El dolor agudo es un síntoma de alerta pero el crónico es una enfermedad
Existen mecanismos fisiológicos sorprendentes, como la capacidad del cerebro para bloquear el sufrimiento ante traumatismos graves y el uso terapéutico del frío.
Muchas personas sienten más molestias cuando el tiempo cambia o en zonas donde el viento sopla con fuerza, como ocurre habitualmente en el área del Estrecho. El experto en el tratamiento del dolor, el anestesiólogo Antonio Pajuelo, analiza cómo el entorno influye en nuestro bienestar físico.
En la entrevista, el presentador, Roberto Sánchez Benítez, plantea dudas comunes sobre si el calor o la falta de hidratación aumentan nuestra sensibilidad nerviosa.

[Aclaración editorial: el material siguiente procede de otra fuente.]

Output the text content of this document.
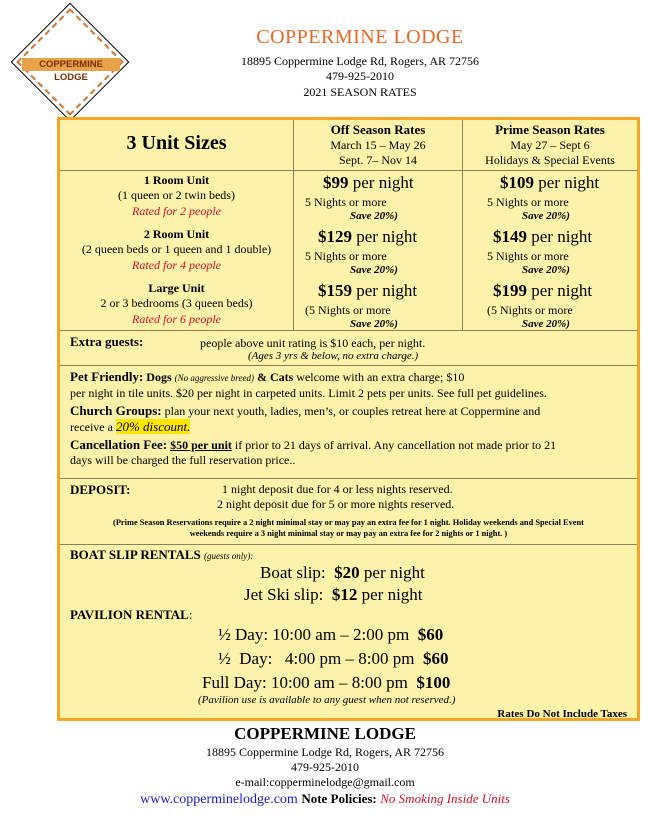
COPPERMINE LODGE
COPPERMINE LODGE
18895 Coppermine Lodge Rd, Rogers, AR 72756
479-925-2010
2021 SEASON RATES
3 Unit Sizes
Off Season Rates
March 15 – May 26
Sept. 7– Nov 14
Prime Season Rates
May 27 – Sept 6
Holidays & Special Events
1 Room Unit
(1 queen or 2 twin beds)
Rated for 2 people
$99 per night
5 Nights or more
Save 20%)
$109 per night
5 Nights or more
Save 20%)
2 Room Unit
(2 queen beds or 1 queen and 1 double)
Rated for 4 people
$129 per night
5 Nights or more
Save 20%)
$149 per night
5 Nights or more
Save 20%)
Large Unit
2 or 3 bedrooms (3 queen beds)
Rated for 6 people
$159 per night
(5 Nights or more
Save 20%)
$199 per night
(5 Nights or more
Save 20%)
Extra guests:	people above unit rating is $10 each, per night.
(Ages 3 yrs & below, no extra charge.)
Pet Friendly: Dogs (No aggressive breed) & Cats welcome with an extra charge; $10
per night in tile units. $20 per night in carpeted units. Limit 2 pets per units. See full pet guidelines.
Church Groups: plan your next youth, ladies, men’s, or couples retreat here at Coppermine and
receive a 20% discount.
Cancellation Fee: $50 per unit if prior to 21 days of arrival. Any cancellation not made prior to 21
days will be charged the full reservation price..
DEPOSIT:	1 night deposit due for 4 or less nights reserved.
2 night deposit due for 5 or more nights reserved.
(Prime Season Reservations require a 2 night minimal stay or may pay an extra fee for 1 night. Holiday weekends and Special Event
weekends require a 3 night minimal stay or may pay an extra fee for 2 nights or 1 night. )
BOAT SLIP RENTALS (guests only):
Boat slip: $20 per night
Jet Ski slip: $12 per night
PAVILION RENTAL:
½ Day: 10:00 am – 2:00 pm $60
½  Day:   4:00 pm – 8:00 pm $60
Full Day: 10:00 am – 8:00 pm $100
(Pavilion use is available to any guest when not reserved.)
Rates Do Not Include Taxes
COPPERMINE LODGE
18895 Coppermine Lodge Rd, Rogers, AR 72756
479-925-2010
e-mail:copperminelodge@gmail.com
www.copperminelodge.com Note Policies: No Smoking Inside Units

Pajuelo nos confirma qué factores externos, como los cambios de presión atmosférica, tienen una base biológica real que afecta directamente a los nervios.
El video profundiza en las dolencias más frecuentes que sufre la población, donde el dolor lumbar ocupa el primer puesto en las estadísticas de las unidades especializadas. El doctor establece una distinción fundamental que cambia la perspectiva del paciente: el dolor agudo funciona como un síntoma de alerta, pero el dolor crónico es una enfermedad en sí misma, es una gran diferencia.
La conversación transcurre sobre la capacidad asombrosa del cerebro para desconectar la sensación de dolor en situaciones de peligro extremo o ante traumatismos graves; y también explora cómo el uso terapéutico del frío o la electricidad permite desensibilizar ciertos territorios nerviosos para ofrecer un alivio efectivo.